Venons-en à Nietzsche. En simplifiant fortement les choses, on peut dire que l’une des principales interrogations que pose la lecture des textes où Nietzsche parle de la vérité réside dans la portée de sa mise en cause de la connaissance. Ainsi, que signifie l’extrait suivant :
« L’intellect au cours d’énormes intervalles de temps n’a engendré que des erreurs : quelques-unes de ces dernières se révélèrent utiles et propres à la conservation de l’espèce : quiconque les adoptait ou en héritait était capable de livrer avec plus de chance un combat pour lui-même et sa postérité. Pareilles erreurs, qui ne cessèrent de se transmettre héréditairement comme autant d’articles de foi jusqu’à devenir le fonds de l’espèce humaine, sont par exemple les suivantes : il y a des choses durables, des choses identiques ; il existe effectivement des objets, des matières, des corps ; une chose est ce qu’elle paraît être ; notre vouloir est libre ; ce qui est bon pour moi, l’est aussi d’une bonté intrinsèque. C’est seulement fort tard qu’apparurent ceux qui démentirent et mirent en doute pareilles opinions - ce ne fut que fort tard que la vérité se révéla comme la forme la moins contraignante de la connaissance. Il semblait que l’on ne pouvait vivre avec elle, et que notre organisme était constitué pour la contredire : toutes ses fonctions supérieures, les perceptions sensibles et absolument toute espèce de sensation travaillaient avec ces erreurs fondamentales invétérées depuis les origines. […] La force des connaissances ne réside pas dans leur vérité, mais dans leur ancienneté, dans leur degré d’assimilation (Einverleibtheit), dans leur caractère de condition de vie. » (6)
Bouveresse répond ceci :
« Ce que Nietzsche dit dans ce passage n’est, contrairement à ce que l’on pourrait croire, pas du tout que ce qu’on appelle la connaissance ne peut être que l’expression du pouvoir ou de la force, mais seulement que la connaissance, quand elle est réellement la connaissance de la vérité, a toutes les chances d’être justement sans pouvoir et sans force et que nous avons par conséquent les meilleures raisons de lui préférer les erreurs utiles et même indispensables que nous avons pris l’habitude d’appeler des connaissances. » (p. 55)
Dans le livre de Bouveresse, nombreux sont les passages des œuvres de Nietzsche ainsi discutés. Car l’enjeu est de déterminer si Nietzsche a considéré la falsification à laquelle se livre la connaissance de la vérité - dès lors que cette vérité est produite au gré du pouvoir qui en est attendu - comme barrant définitivement tout accès au vrai et rendant inopérante quelque distinction que l’on puisse tenter de faire entre le vrai et le faux. La question est controversée et il convient sans doute souvent d’entendre Nietzsche à demi-mot pour se faire une opinion sur la question.

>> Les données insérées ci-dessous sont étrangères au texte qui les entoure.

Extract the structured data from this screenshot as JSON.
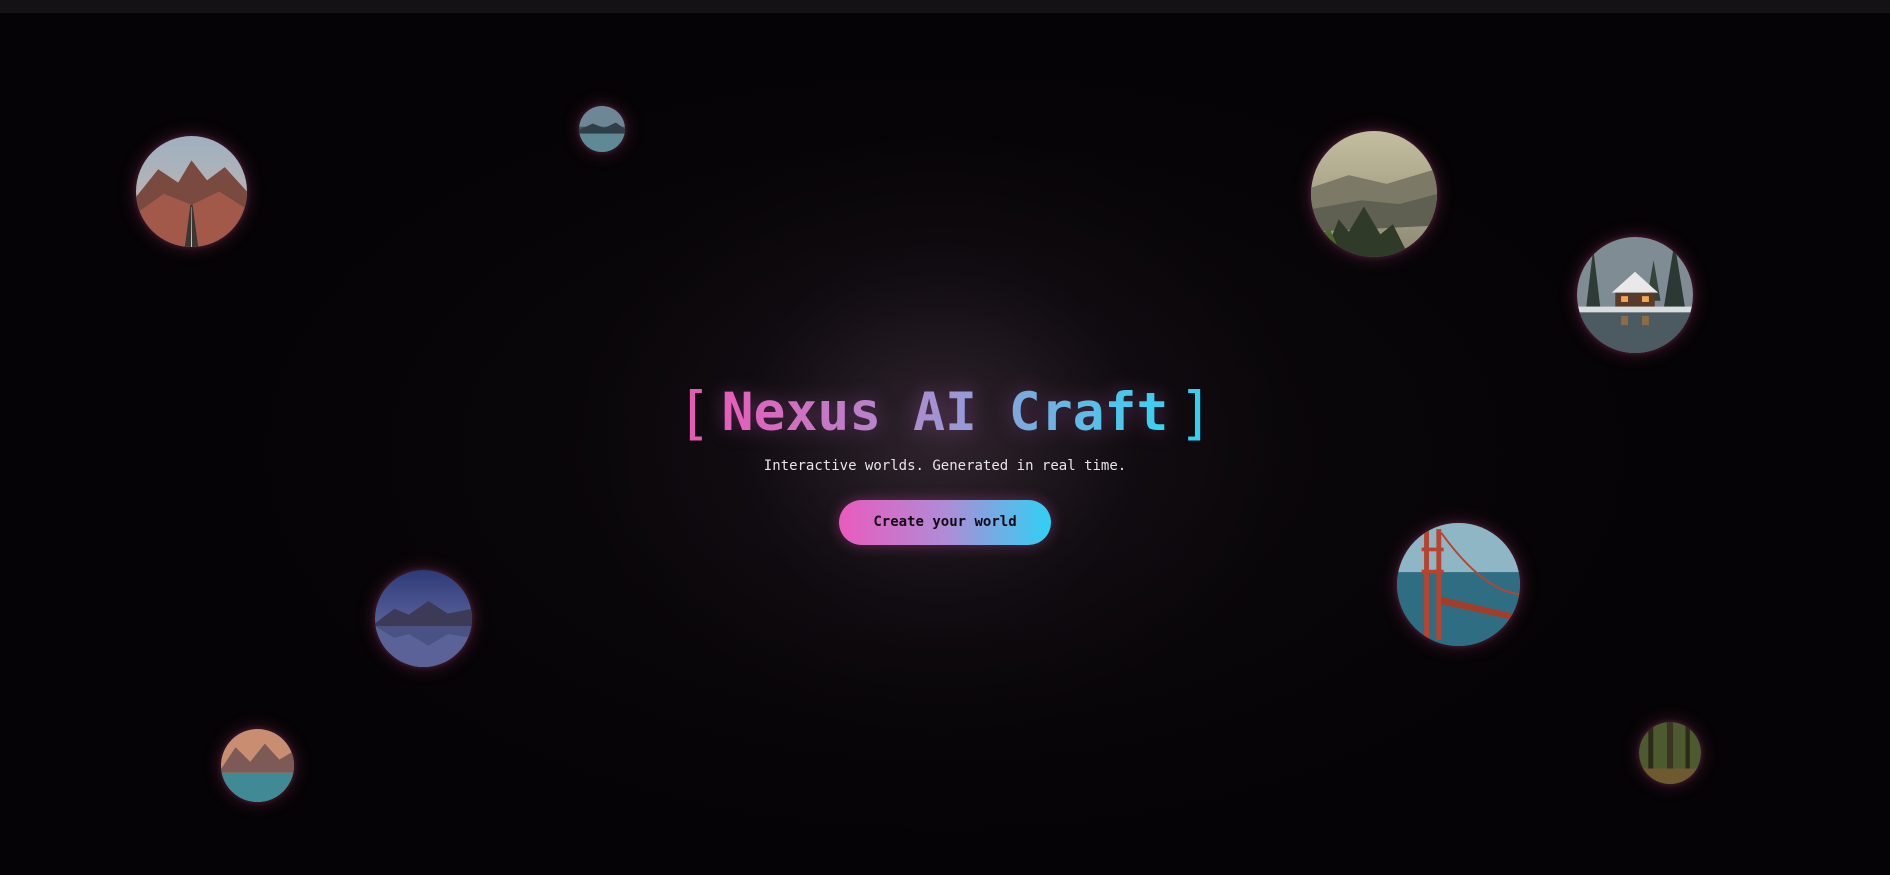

Tournons-nous à présent vers Foucault.

Jamais il ne prétend que Nietzsche aurait affirmé l’inexistence de la vérité ; jamais non plus il n’affirme lui-même cette éventuelle inexistence : il demeure sur cette question dans une perpétuelle ambiguïté. (7) Bouveresse s’en plaint :
« Une des choses qui compliquent singulièrement la compréhension de ce que dit Foucault est sa façon d’user régulièrement de tournures elliptiques et à double sens du genre de “la vérité” là où il faudrait dire plutôt “le concept de vérité”, ou de parler de “la vérité” là où il est question en réalité de “la connaissance de la vérité”, voire même de “ la connaissance” tout court, ce qui lui permet de parler notamment aussi bien d’une vérité qui n’est pas vraie que d’une connaissance qui ne l’est pas. La question de savoir s’il ne pourrait pas y avoir des raisons de faire une différence, même lorsque la connaissance est vraie, entre elle et la vérité dont elle est la connaissance n’est envisagée à aucun moment, et rien n’est dit non plus à propos des conséquences qui semblent résulter inévitablement de la décision de désimpliquer l’un de l’autre les concepts de vérité et de connaissance, en ce qui concerne la différence que l’on souhaite probablement continuer à faire malgré tout entre la connaissance et la simple croyance. » (p. 31)
Et cette ambiguïté peut-elle être comprise comme un gage donné à un certain mysticisme ? Bouveresse n’hésite guère à le dire :
« Je ne trouve pas choquant que l’on puisse écrire, comme le fait Mandosio, à propos de Foucault : “On peut même voir en lui un penseur du ‘retour du religieux’, parfaitement en phase, une fois de plus, avec la sensibilité du temps.” [Jean-Marc Mandosio, Longévité d’une imposture, Michel Foucault suivi de Foucaultphiles et Foucaultlâtres, L’Encyclopédie des Nuisances, 2010, p. 81] C’est une chose que j’ai, je l’avoue, pensé moi aussi très tôt à son sujet. » (p. 127)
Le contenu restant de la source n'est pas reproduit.